There was also a desire to experiment with new teaching methods and explore new ways of accessing knowledge. In 1909, a Kindergarten was opened at Sévigné. In 1910, "Fröbellian" lessons were introduced and "Montessori" teaching materials were used. Nothing was too ambitious to illustrate what to this day is still Collège Sévigné's motto, "learning to think well". New teaching methods for Kindergarten children were widely developed and promoted the opening of similar establishments. As such, Collège Sévigné offered the training course for children's Kindergartens and Kindergarten teaching staff until the diploma became obsolete. The school contributed to training generations of Kindergarten and primary school teachers.

Collège Sévigné today: rigor, humanism and an open outlook on the modern world

This heritage is still very much ours

Now a school for both girls and boys since 1969, Collège Sévigné welcomes pupils from ages 3 to 17 as well as students preparing for first and second level teaching certifications (CAPES and Agrégation). The school had 450 to 500 pupils and students in the 1920s. Today, it has almost 1,400 from Kindergarten children aged 3 to students preparing for higher education entrance examinations.
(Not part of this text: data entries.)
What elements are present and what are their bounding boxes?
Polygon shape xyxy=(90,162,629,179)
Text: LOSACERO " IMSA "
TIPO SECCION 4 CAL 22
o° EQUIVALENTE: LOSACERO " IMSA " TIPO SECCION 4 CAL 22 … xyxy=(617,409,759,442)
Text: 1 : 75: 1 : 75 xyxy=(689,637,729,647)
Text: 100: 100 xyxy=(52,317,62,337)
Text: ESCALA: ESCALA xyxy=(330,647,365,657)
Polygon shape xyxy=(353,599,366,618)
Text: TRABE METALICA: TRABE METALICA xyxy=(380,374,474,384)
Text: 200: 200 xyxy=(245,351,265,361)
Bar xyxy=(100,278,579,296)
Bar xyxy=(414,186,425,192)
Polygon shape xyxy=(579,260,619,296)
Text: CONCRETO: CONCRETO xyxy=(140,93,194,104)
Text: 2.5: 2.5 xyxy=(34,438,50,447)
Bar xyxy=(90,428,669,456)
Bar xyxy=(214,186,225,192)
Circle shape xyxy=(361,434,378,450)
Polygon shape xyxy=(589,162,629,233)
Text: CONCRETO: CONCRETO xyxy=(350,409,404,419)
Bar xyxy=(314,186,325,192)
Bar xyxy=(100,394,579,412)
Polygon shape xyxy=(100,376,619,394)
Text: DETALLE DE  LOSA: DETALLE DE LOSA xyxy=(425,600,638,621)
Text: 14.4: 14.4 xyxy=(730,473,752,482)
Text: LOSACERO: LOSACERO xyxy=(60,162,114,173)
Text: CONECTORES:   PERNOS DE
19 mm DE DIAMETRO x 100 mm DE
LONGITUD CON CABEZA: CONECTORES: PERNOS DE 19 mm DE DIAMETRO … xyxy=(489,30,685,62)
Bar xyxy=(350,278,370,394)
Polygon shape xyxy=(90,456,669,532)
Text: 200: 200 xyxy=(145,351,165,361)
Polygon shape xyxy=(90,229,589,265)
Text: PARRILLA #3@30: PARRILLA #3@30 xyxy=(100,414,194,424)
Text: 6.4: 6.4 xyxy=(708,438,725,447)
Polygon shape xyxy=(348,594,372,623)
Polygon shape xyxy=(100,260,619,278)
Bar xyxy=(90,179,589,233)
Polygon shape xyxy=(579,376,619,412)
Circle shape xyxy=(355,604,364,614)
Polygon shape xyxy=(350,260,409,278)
After almost 140 years in existence, Collège Sévigné continues to assert humanistic and rigorous teaching. From Petite section (age 3) to CM2 (age 10), Sévigné has designed a teaching program compliant with French National Education expectations but taught in both English and French. Continuing on from primary school, a French/English bilingual and bicultural stream has been created for middle school. It ends at high school with the Option Internationale du Baccalauréat (OIB) examinations, the international option of the French Baccalauréat diploma.

 

 

 

Our learning priorities

The school's purpose and aims have been drafted and built on the work of preparatory committees and questionnaires filled out by teachers, administrative staff, pupils and parents.

An assessment was made based on different statistics of enrolment, academic and geographical origin of pupils, examination results, school year repetition rates, entry into higher education and subject choice in higher education.

This thorough work has provided insight into the perception of Collège Sévigné; what is expected of it as well as identifying areas to be actively reinforced, strengthened or developed.

During the various committee meetings, participants noted the importance of the school's secular nature. Teaching and administrative staff reiterated their commitment to Sévigné’s values of respect and tolerance.

The "human scale" of the institution, quality of teaching, personalized monitoring of each individual’s progress and excellent examination results were also highlighted.

Everyone agreed that the school facilities needed updating. Consequently, there is an ongoing project to modernize the buildings and develop teaching materials in line with French education policy reform and the changing nature of today's society.

The outcome of our consultation has resulted in six priorities:

  • Proficiency in reading and writing
  • Transitions between Primary, Middle and High schools
  • Enriching general culture
  • Becoming more European and international
  • Education counselling
  • Communication within Collège Sévigné

Higher education: new digital tools for better knowledge transmission

At higher education level, Collège Sévigné prepares students for the competitive examinations for first and second level teaching certification (CAPES and Agrégations) in Humanities and History-Geography. Collège Sévigné also prepares students for the entry test for the École du Louvre. Open to modern-day technologies, Collège Sévigné constantly adapts to its students' new needs. It offers hybrid training programs (classroom-based and distance-learning) enabling all students to build their education according to their needs and availability. Our digital library and online lessons (audio and video recordings) supplement our classroom-based teaching, as do our written lesson plans, recognized for their high quality and demanding level. For both classroom-based and distance-learning students, all is done to promote cooperation, data pooling and shared problem resolution whenever possible. The forum and library are there to promote interaction between students and bolster the spirit of cooperation we wish to develop in among our students preparing for competitive examinations.